Yesterday Bree asked me for the log ins to the REACH social media and website for Emily. I’ll never give her access to the website. I gave her access to the social medias three months ago. I said “if she’s not even logged in on our shit after three months we should just fire her.”

It is going to have to be enough. I want to start asking the question of what comes next. 

I am amazed how much less angry I am here. The moments of full blaze fury stand out now because they are not constant. There are times when I am able to rest. I have been able to accept some compliments. 

Sometimes I can see coworkers in this behavioral health agency seeing some of my behaviors with clearer eyes than I want. I can see Diane seeing me beg for forgiveness for tiny things. I can see Katy seeing some of my shell and my bluster. It is so foreign to have the sensation of being seen. It is so foreign to have the sensation of being liked or appreciated. They do like me and appreciate me. They make it clear. I am so grateful. 

Working in behavioral health for a CEO who is in recovery is precious to my heart. 

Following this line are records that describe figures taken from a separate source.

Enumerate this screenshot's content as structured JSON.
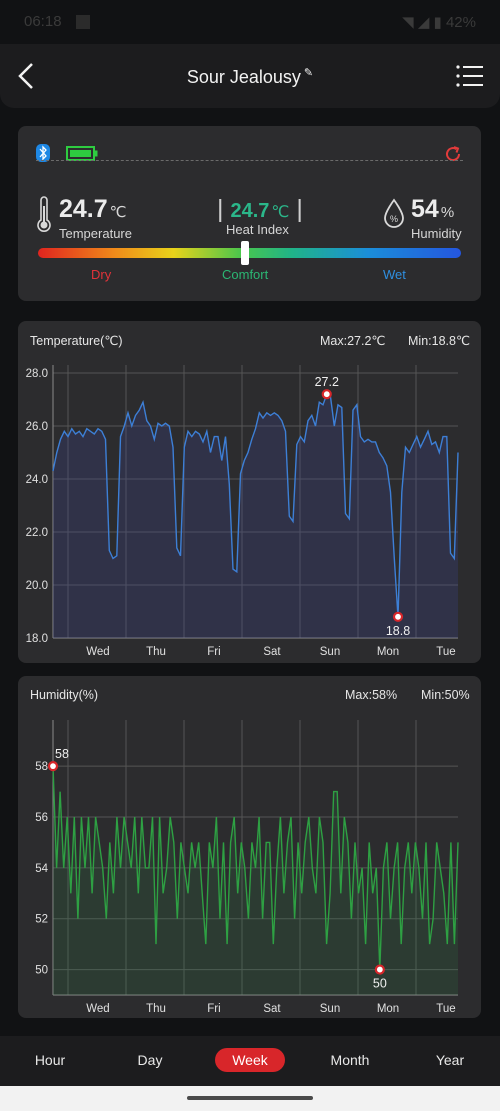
{
  "status": {
    "time": "06:18",
    "battery": "42%"
  },
  "header": {
    "title": "Sour Jealousy"
  },
  "summary": {
    "temperature": {
      "value": "24.7",
      "unit": "℃",
      "label": "Temperature"
    },
    "heat_index": {
      "value": "24.7",
      "unit": "℃",
      "label": "Heat Index"
    },
    "humidity": {
      "value": "54",
      "unit": "%",
      "label": "Humidity"
    },
    "scale": {
      "dry": "Dry",
      "comfort": "Comfort",
      "wet": "Wet"
    },
    "comfort_level": 0.49
  },
  "colors": {
    "accent": "#d8262a",
    "temp_line": "#3d7fd6",
    "hum_line": "#2ea043",
    "heat_index": "#2bb78a",
    "dry": "#e0333a",
    "comfort": "#2bb673",
    "wet": "#2f8fe0",
    "bluetooth": "#1e88e5",
    "battery": "#2ecc40"
  },
  "chart_data": [
    {
      "type": "line",
      "title": "Temperature(℃)",
      "max_label": "Max:27.2℃",
      "min_label": "Min:18.8℃",
      "ylim": [
        18,
        28
      ],
      "yticks": [
        "28.0",
        "26.0",
        "24.0",
        "22.0",
        "20.0",
        "18.0"
      ],
      "xticks": [
        "Wed",
        "Thu",
        "Fri",
        "Sat",
        "Sun",
        "Mon",
        "Tue"
      ],
      "values": [
        24.3,
        25.0,
        25.5,
        25.8,
        25.6,
        25.9,
        25.7,
        25.8,
        25.6,
        25.9,
        25.8,
        25.7,
        25.9,
        25.8,
        25.5,
        21.3,
        21.0,
        21.1,
        25.6,
        26.0,
        26.5,
        26.0,
        26.4,
        26.6,
        26.9,
        26.2,
        26.0,
        25.5,
        26.1,
        26.0,
        26.1,
        26.0,
        25.2,
        21.4,
        21.1,
        25.2,
        25.8,
        25.6,
        25.8,
        25.7,
        25.4,
        25.8,
        25.0,
        25.6,
        25.6,
        24.7,
        25.6,
        23.8,
        20.6,
        20.5,
        24.2,
        24.7,
        25.0,
        25.5,
        25.9,
        26.5,
        26.3,
        26.5,
        26.4,
        26.5,
        26.4,
        26.2,
        25.8,
        22.6,
        22.4,
        25.3,
        25.6,
        25.4,
        26.2,
        26.4,
        26.0,
        26.9,
        26.8,
        27.2,
        27.1,
        26.0,
        26.8,
        26.7,
        22.7,
        22.5,
        26.6,
        26.8,
        25.6,
        25.4,
        25.5,
        25.4,
        25.4,
        25.0,
        24.8,
        24.5,
        23.5,
        21.0,
        18.8,
        23.5,
        25.2,
        25.0,
        25.3,
        25.6,
        25.2,
        25.5,
        25.8,
        25.3,
        25.4,
        25.0,
        25.6,
        25.6,
        21.2,
        21.0,
        25.0
      ],
      "max_point": {
        "label": "27.2"
      },
      "min_point": {
        "label": "18.8"
      }
    },
    {
      "type": "line",
      "title": "Humidity(%)",
      "max_label": "Max:58%",
      "min_label": "Min:50%",
      "ylim": [
        49,
        59.5
      ],
      "yticks": [
        "58",
        "56",
        "54",
        "52",
        "50"
      ],
      "xticks": [
        "Wed",
        "Thu",
        "Fri",
        "Sat",
        "Sun",
        "Mon",
        "Tue"
      ],
      "values": [
        58,
        54,
        57,
        54,
        56,
        53,
        56,
        52,
        56,
        54,
        56,
        53,
        56,
        55,
        54,
        52,
        55,
        53,
        56,
        54,
        56,
        55,
        54,
        56,
        53,
        56,
        54,
        54,
        56,
        51,
        56,
        53,
        54,
        56,
        55,
        52,
        55,
        54,
        53,
        55,
        54,
        55,
        53,
        51,
        55,
        54,
        56,
        52,
        55,
        51,
        55,
        56,
        53,
        55,
        54,
        52,
        55,
        54,
        56,
        52,
        55,
        55,
        51,
        54,
        56,
        53,
        55,
        56,
        52,
        55,
        53,
        55,
        56,
        54,
        53,
        56,
        55,
        51,
        53,
        57,
        57,
        53,
        56,
        55,
        52,
        55,
        53,
        54,
        51,
        55,
        53,
        54,
        50,
        54,
        55,
        52,
        54,
        55,
        51,
        54,
        55,
        53,
        55,
        54,
        52,
        55,
        51,
        52,
        55,
        54,
        53,
        51,
        55,
        51,
        55
      ],
      "max_point": {
        "label": "58"
      },
      "min_point": {
        "label": "50"
      }
    }
  ],
  "tabs": [
    "Hour",
    "Day",
    "Week",
    "Month",
    "Year"
  ],
  "active_tab": "Week"
}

I am trying to be patient and cognizant of building a friendship with Jenna who has been so kind and patient and a good listener and who fills in the gaps where my social skills give out. I am not taking any local connections or recommendations from Ohioans. I am not trying to make friends. I found Jenna on HER and deleted my profile because too many people (maybe seven) were talking to me. I continuously want to cancel plans on Jenna even though I usually feel content after having gone. I hosted Christina on a Thursday night and lived thru that with some happiness that surprised me. She asked if I was open to dating anyone and I said my heart is CLOSED.

Three days after I moved in I had that bleeding episode and went to the ER. Then I had to scream for two days straight to get wifi. Then Lawny got ill and I got in that fight with Banfield. 

I didn’t drink at all for the whole first month that I was here.